Percy George Wells was the son of H.E.A. Wells of Mudgee, a local auctioneer and business man who was well known around town in the late 1800s and early 1900s.
Mrs McMillan lived in Mudgee until she was 16, when she moved to Sydney to live with one of her aunts.
She married at 21 and moved to Melbourne with her husband, Cyril James McMillan, and today makes her home in Cranbourne East in Melbourne.
Mrs McMillan made the trip from Melbourne to Mudgee for Anzac Day with her son Stuart and her daughter Kirsteen in what she said might be her last trip back to her home town.
“I’m the only one left of my immediate family.
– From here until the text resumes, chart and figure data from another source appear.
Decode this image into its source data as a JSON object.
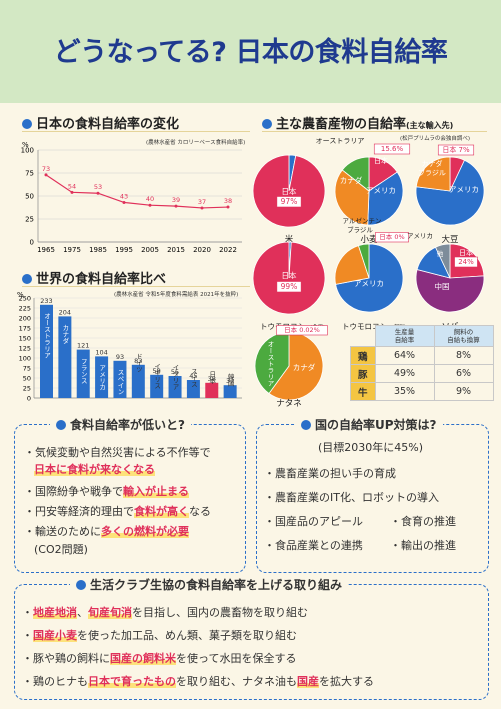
{
  "title": "どうなってる? 日本の食料自給率",
  "sec1": {
    "title": "日本の食料自給率の変化",
    "source": "(農林水産省 カロリーベース食料自給率)"
  },
  "sec2": {
    "title": "世界の食料自給率比べ",
    "source": "(農林水産省 令和5年度食料需給表 2021年を抜粋)"
  },
  "sec3": {
    "title": "主な農畜産物の自給率",
    "title_note": "(主な輸入先)",
    "source": "(松戸プリムラの会独自調べ)"
  },
  "pct_label": "%",
  "chart_data": [
    {
      "type": "line",
      "title": "日本の食料自給率の変化",
      "x": [
        "1965",
        "1975",
        "1985",
        "1995",
        "2005",
        "2015",
        "2020",
        "2022"
      ],
      "values": [
        73,
        54,
        53,
        43,
        40,
        39,
        37,
        38
      ],
      "ylim": [
        0,
        100
      ],
      "yticks": [
        0,
        25,
        50,
        75,
        100
      ],
      "ylabel": "%"
    },
    {
      "type": "bar",
      "title": "世界の食料自給率比べ",
      "categories": [
        "オーストラリア",
        "カナダ",
        "フランス",
        "アメリカ",
        "スペイン",
        "ドイツ",
        "イギリス",
        "イタリア",
        "スイス",
        "日本",
        "韓国"
      ],
      "values": [
        233,
        204,
        121,
        104,
        93,
        83,
        58,
        55,
        45,
        38,
        32
      ],
      "ylim": [
        0,
        250
      ],
      "yticks": [
        0,
        25,
        50,
        75,
        100,
        125,
        150,
        175,
        200,
        225,
        250
      ],
      "ylabel": "%"
    }
  ],
  "pies": {
    "rice": {
      "name": "米",
      "labels": [
        "日本",
        "97%"
      ]
    },
    "wheat": {
      "name": "小麦",
      "labels": [
        "オーストラリア",
        "15.6%",
        "日本",
        "カナダ",
        "アメリカ"
      ]
    },
    "soy": {
      "name": "大豆",
      "labels": [
        "日本 7%",
        "カナダ",
        "ブラジル",
        "アメリカ"
      ]
    },
    "corn_food": {
      "name": "トウモロコシ",
      "note": "(食用)",
      "labels": [
        "日本",
        "99%"
      ]
    },
    "corn_feed": {
      "name": "トウモロコシ",
      "note": "(飼料)",
      "labels": [
        "アルゼンチン",
        "ブラジル",
        "日本 0%",
        "アメリカ"
      ]
    },
    "buckwheat": {
      "name": "ソバ",
      "labels": [
        "アメリカ",
        "他",
        "日本",
        "24%",
        "中国"
      ]
    },
    "rapeseed": {
      "name": "ナタネ",
      "labels": [
        "日本 0.02%",
        "オーストラリア",
        "カナダ"
      ]
    }
  },
  "table": {
    "headers": [
      "生産量\n自給率",
      "飼料の\n自給も換算"
    ],
    "rows": [
      {
        "label": "鶏",
        "a": "64%",
        "b": "8%"
      },
      {
        "label": "豚",
        "a": "49%",
        "b": "6%"
      },
      {
        "label": "牛",
        "a": "35%",
        "b": "9%"
      }
    ]
  },
  "box1": {
    "title": "食料自給率が低いと?",
    "lines": [
      "・気候変動や自然災害による不作等で",
      "日本に食料が来なくなる",
      "・国際紛争や戦争で",
      "輸入が止まる",
      "・円安等経済的理由で",
      "食料が高く",
      "なる",
      "・輸送のために",
      "多くの燃料が必要",
      "(CO2問題)"
    ]
  },
  "box2": {
    "title": "国の自給率UP対策は?",
    "goal": "(目標2030年に45%)",
    "items": [
      "・農畜産業の担い手の育成",
      "・農畜産業のIT化、ロボットの導入",
      "・国産品のアピール",
      "・食育の推進",
      "・食品産業との連携",
      "・輸出の推進"
    ]
  },
  "box3": {
    "title": "生活クラブ生協の食料自給率を上げる取り組み",
    "l1": [
      "・",
      "地産地消",
      "、",
      "旬産旬消",
      "を目指し、国内の農畜物を取り組む"
    ],
    "l2": [
      "・",
      "国産小麦",
      "を使った加工品、めん類、菓子類を取り組む"
    ],
    "l3": [
      "・豚や鶏の飼料に",
      "国産の飼料米",
      "を使って水田を保全する"
    ],
    "l4": [
      "・鶏のヒナも",
      "日本で育ったもの",
      "を取り組む、ナタネ油も",
      "国産",
      "を拡大する"
    ]
  },
  "colors": {
    "accent": "#1f3a8f",
    "japan": "#e0305a",
    "canada": "#f08a24",
    "usa": "#2a6fc9",
    "australia": "#4caa3f",
    "china": "#8a2d7f",
    "other": "#7d8c9a",
    "bar": "#2a6fc9",
    "line": "#e0305a"
  }
}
It brings back a lot of sad memories,” she said.
“I used to often bring the children back to Mudgee to visit and we’d stay with relatives, and I’ll be visiting all of my family while I’m here.”
Mrs McMillan said she used to come back and see her sister Edith, to whom she was very close despite a five- year age difference.
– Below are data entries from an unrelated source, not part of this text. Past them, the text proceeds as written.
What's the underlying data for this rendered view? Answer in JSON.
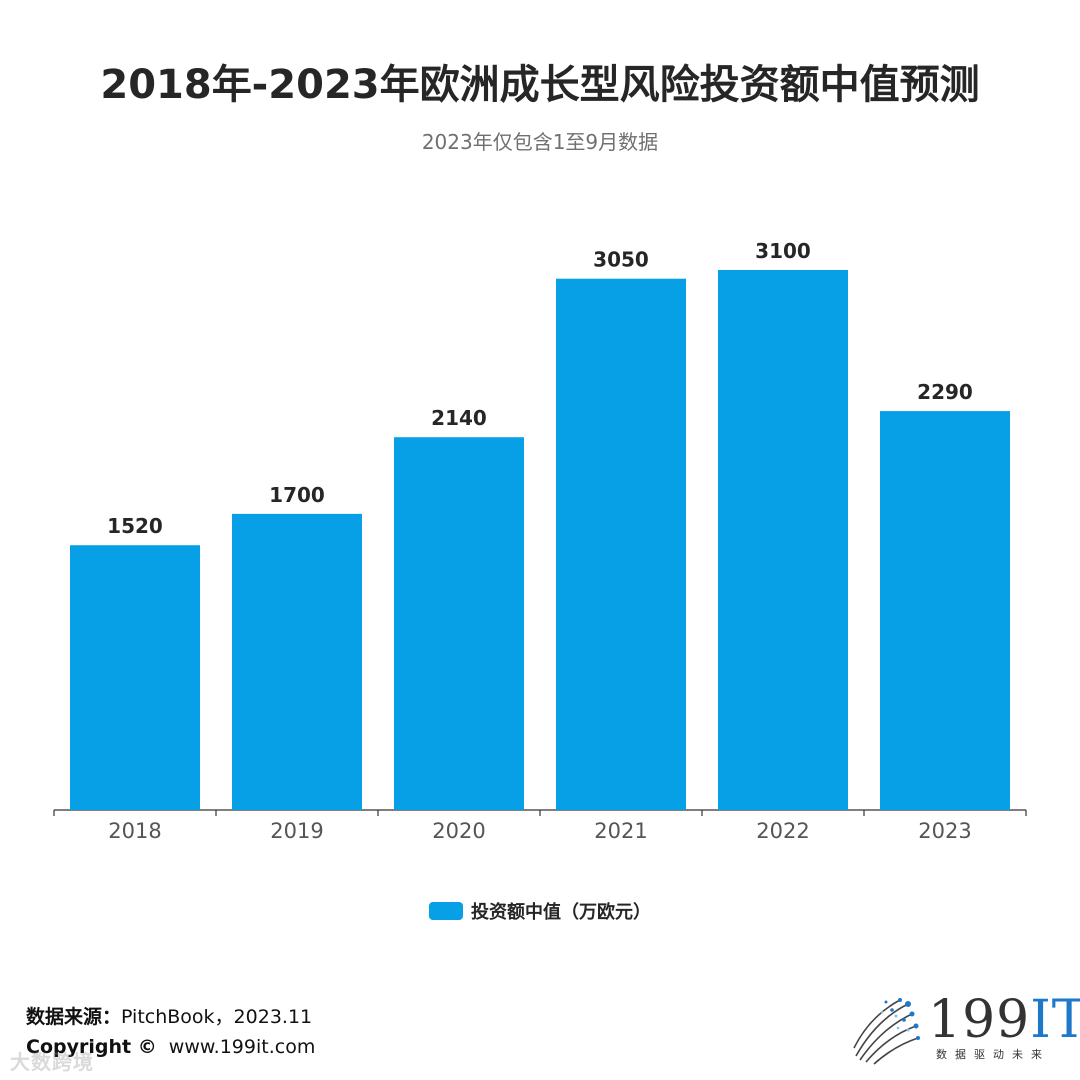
{
  "header": {
    "title": "2018年-2023年欧洲成长型风险投资额中值预测",
    "subtitle": "2023年仅包含1至9月数据"
  },
  "chart_data": {
    "type": "bar",
    "title": "2018年-2023年欧洲成长型风险投资额中值预测",
    "subtitle": "2023年仅包含1至9月数据",
    "categories": [
      "2018",
      "2019",
      "2020",
      "2021",
      "2022",
      "2023"
    ],
    "series": [
      {
        "name": "投资额中值（万欧元）",
        "values": [
          1520,
          1700,
          2140,
          3050,
          3100,
          2290
        ],
        "color": "#079fe6"
      }
    ],
    "ylim": [
      0,
      3100
    ],
    "grid": false,
    "legend_position": "bottom-center",
    "data_labels": true
  },
  "legend": {
    "label": "投资额中值（万欧元）",
    "color": "#079fe6"
  },
  "footer": {
    "source_label": "数据来源：",
    "source_value": "PitchBook，2023.11",
    "copyright_label": "Copyright ©",
    "copyright_value": "www.199it.com",
    "watermark": "大数跨境"
  },
  "logo": {
    "number": "199",
    "suffix": "IT",
    "slogan": "数据驱动未来",
    "icon": "dotted-globe-icon"
  }
}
“She’s who I miss the most,” she said.
Mrs McMillan said it was “handy” that Anzac Day fell in the time she chose to come back to Mudgee because it meant she could attend the service to remember her siblings who served their country.
“Several of my brothers were in the Army and Airforce,” she said.
“The Anzac service brings back a lot of memories of people who have died over the years,” she said.
“I wanted to attend to help remember everyone in my family.
“Everything’s just caught up to me.”
Mrs McMillan and her children spent Thursday afternoon at the Mudgee Museum learning about her family history.